Home › Forums › FABRIC General Questions and Discussion › I cannot access some of my nodes
- This topic has 6 replies, 2 voices, and was last updated 4 days, 3 hours ago by
Fatih Berkay Sarpkaya.
-
AuthorPosts
-
May 1, 2026 at 12:52 am #9735
Dear FABRIC team,
I hope you are doing well. I suddenly lost access to some of my nodes. I was previously able to connect, but now SSH fails with a “No route to host” error through the bastion.
Could you please check whether there is any issue with these nodes?
Slice ID: d7ac84d6-d791-423f-88a0-90ccacd7880a
node name: r-2-1 Node ID: 7b4c35dd-c7d1-4d29-9ca0-c71d21e6089e
node name: r-2-3 Node ID: c834417a-7393-4cae-bd62-722358b6451f
Thank you.
Best regards,
Fatih Berkay Sarpkaya
May 1, 2026 at 12:03 pm #9739Both VMs were crashed. I’m attaching the console outputs.
console.7b4c35dd-c7d1-4d29-9ca0-c71d21e6089e-r-2-1
console.c834417a-7393-4cae-bd62-722358b6451f-r-2-3I restarted them, they are online. I also attached their PCI devices (IP addresses need to be re-assigned).
May 1, 2026 at 1:04 pm #9740Thank you so much. I checked the nodes, and they are working now. However, I lost connection to r-4-1 this time. Could you please also check this node?
Slice ID: d7ac84d6-d791-423f-88a0-90ccacd7880a
node name: r-4-1 Node ID: 33186378-c0a9-48de-a382-0e78cb209d6b
Thank you for your time.
Best regards,
Fatih Berkay Sarpkaya
May 1, 2026 at 1:22 pm #9741Same situation. Rebooted, devices attached.
I’m not sure what is causing this, worker node is not extremely loaded, but inside the VMs there seem to be mellanox driver issues. If you share some context about the actual experiment and traffic (generated/exchanged) we can try to understand and find a way to have it sustain reliably. Otherwise, I don’t have any clues right now. You can directly reach out if you prefer.
May 1, 2026 at 1:37 pm #9742Thank you so much for your help.
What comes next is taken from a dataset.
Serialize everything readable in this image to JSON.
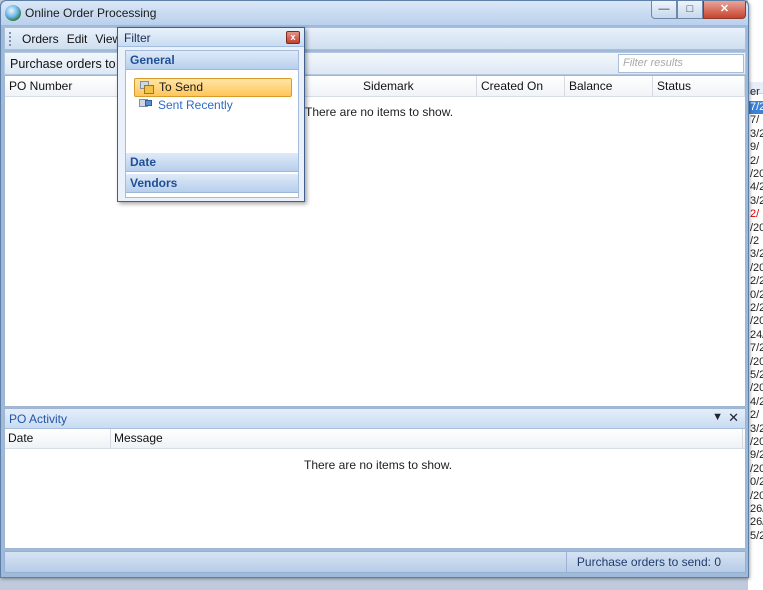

We are running a multi-AS IPv6 routing experiment with multiple router VMs organized into 6 ASes and a few endpoint VMs. The routers run FRR for BGP and OSPFv3, and we use SRv6 to steer some flows along specific paths. The crashes seem to happen when we push routing/SRv6 configuration changes across all routers at once. So far, three different routers have crashed in this way: r-2-1, r-2-3, and now r-4-1.
The console output you sent seems to point to kernel-level issues; one looked like a Mellanox driver issue, and another looked like a possible SRv6 kernel bug. We are using Ubuntu 22.04 with kernel 5.15.0-143-generic.
I am not sure whether this is something we can reliably fix from our side, but please let me know if you have any suggestions.
Thank you.
Best regards,
Fatih Berkay Sarpkaya
May 1, 2026 at 3:10 pm #9743For node “r-4-1” that you have just restored, could you please check again if its connections are correct. It was connected to “r-1-4” directly, but currently, I cannot ping between these nodes, so I thought there could be an issue between their L2 links.
Thank you for your time.
Best regards,
Fatih Berkay Sarpkaya
May 1, 2026 at 3:28 pm #9744Hi,
Sorry, this could be my mistake. After the reboot, the Linux interface assignment may have changed. I can now see the connection through a different interface than before the crash.
Thank you.
Kind regards,
Fatih Berkay Sarpkaya
-
AuthorPosts
- You must be logged in to reply to this topic.